The train’s 105 cars carried a range of merchandise and general freight, and were heading east from Baton Rouge to Jackson, Mississippi, Waldron said. He declined to say whether any other cars were carrying toxic materials.

“This had always been on my mind as something that could happen,” said Dedon, who was working on a car with a customer standing alongside him when he heard screeching and ran out to the front of his shop.

Michael Davis also was standing outside his shop, Allstate Auto on South Choctaw Drive, when he saw train cars flip and fall over from about 60 yards away.

“It was kind of like slow motion,” he said.

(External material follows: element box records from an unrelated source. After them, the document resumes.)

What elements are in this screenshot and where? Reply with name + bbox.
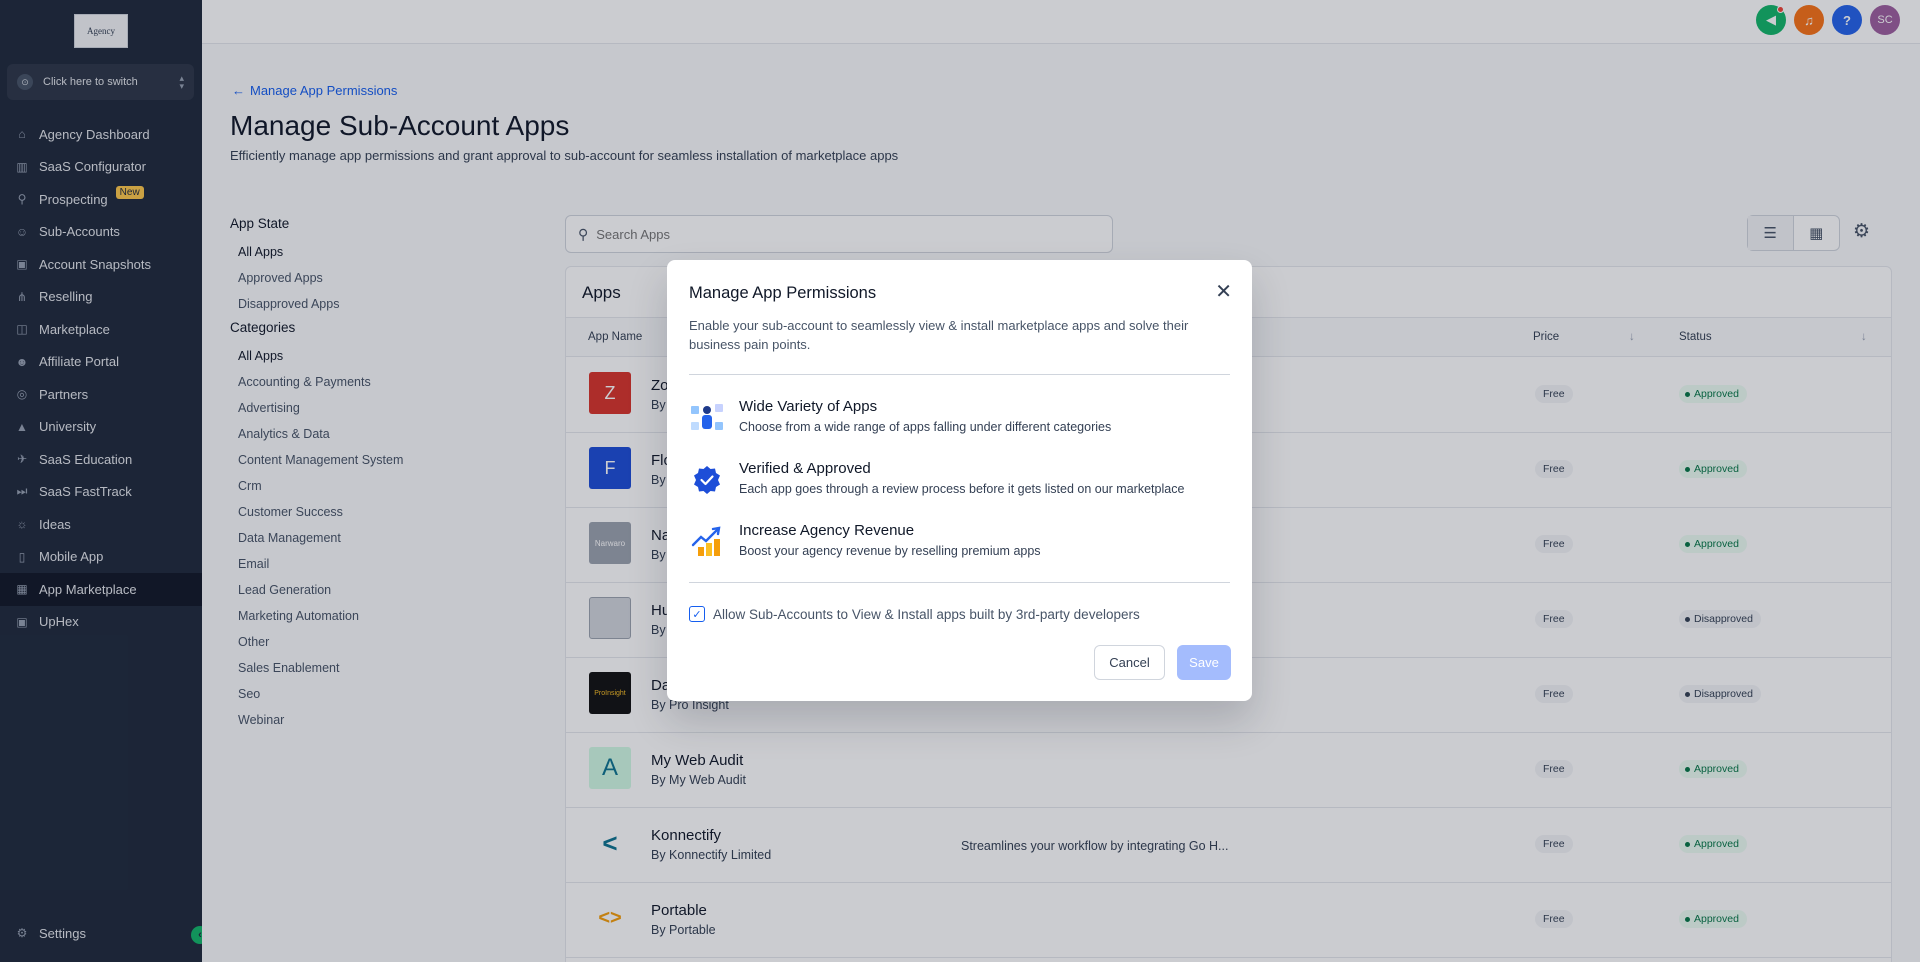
cancel-button[interactable]: Cancel — [1094, 645, 1165, 680]
divider — [689, 374, 1230, 375]
feature-text: Boost your agency revenue by reselling p… — [739, 544, 1041, 558]
verified-badge-icon — [689, 462, 725, 498]
manage-app-permissions-modal: Manage App Permissions ✕ Enable your sub… — [667, 260, 1252, 701]
feature-wide-variety: Wide Variety of Apps Choose from a wide … — [689, 398, 1229, 444]
check-icon: ✓ — [692, 608, 702, 621]
apps-illustration-icon — [689, 400, 725, 436]
modal-description: Enable your sub-account to seamlessly vi… — [689, 318, 1189, 352]
feature-title: Wide Variety of Apps — [739, 398, 878, 415]
checkbox-label: Allow Sub-Accounts to View & Install app… — [713, 606, 1140, 622]
modal-title: Manage App Permissions — [689, 284, 877, 302]
feature-title: Increase Agency Revenue — [739, 522, 915, 539]
allow-third-party-checkbox[interactable]: ✓ — [689, 606, 705, 622]
revenue-growth-icon — [689, 524, 725, 560]
save-button[interactable]: Save — [1177, 645, 1231, 680]
feature-revenue: Increase Agency Revenue Boost your agenc… — [689, 522, 1229, 568]
feature-title: Verified & Approved — [739, 460, 871, 477]
close-button[interactable]: ✕ — [1215, 282, 1232, 302]
feature-text: Each app goes through a review process b… — [739, 482, 1185, 496]
close-icon: ✕ — [1215, 281, 1232, 303]
allow-third-party-row: ✓ Allow Sub-Accounts to View & Install a… — [689, 606, 1140, 622]
feature-verified: Verified & Approved Each app goes throug… — [689, 460, 1229, 506]
divider — [689, 582, 1230, 583]
feature-text: Choose from a wide range of apps falling… — [739, 420, 1112, 434]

There was no mandatory evacuation of the area, but some businesses decided to close, said Mark Miles, a Baton Rouge Fire Department spokesman. The department’s Hazardous Materials Unit is also investigating.

Employees of Merck Animal Health were briefly unable to leave their Dual Street location off South Choctaw Drive after being walled in from the lane closures, said Kelly LeDuff, whose wife works at the business.

LeDuff, who also said he was a senior trainmaster in Baton Rouge until June, added that the Merck employees were panicked about a possible toxic spill and should have been told what was happening sooner.

“The community deserves to know what went wrong,” he said. “The people who work in this area shouldn’t be terrified every time a train comes down the tracks.”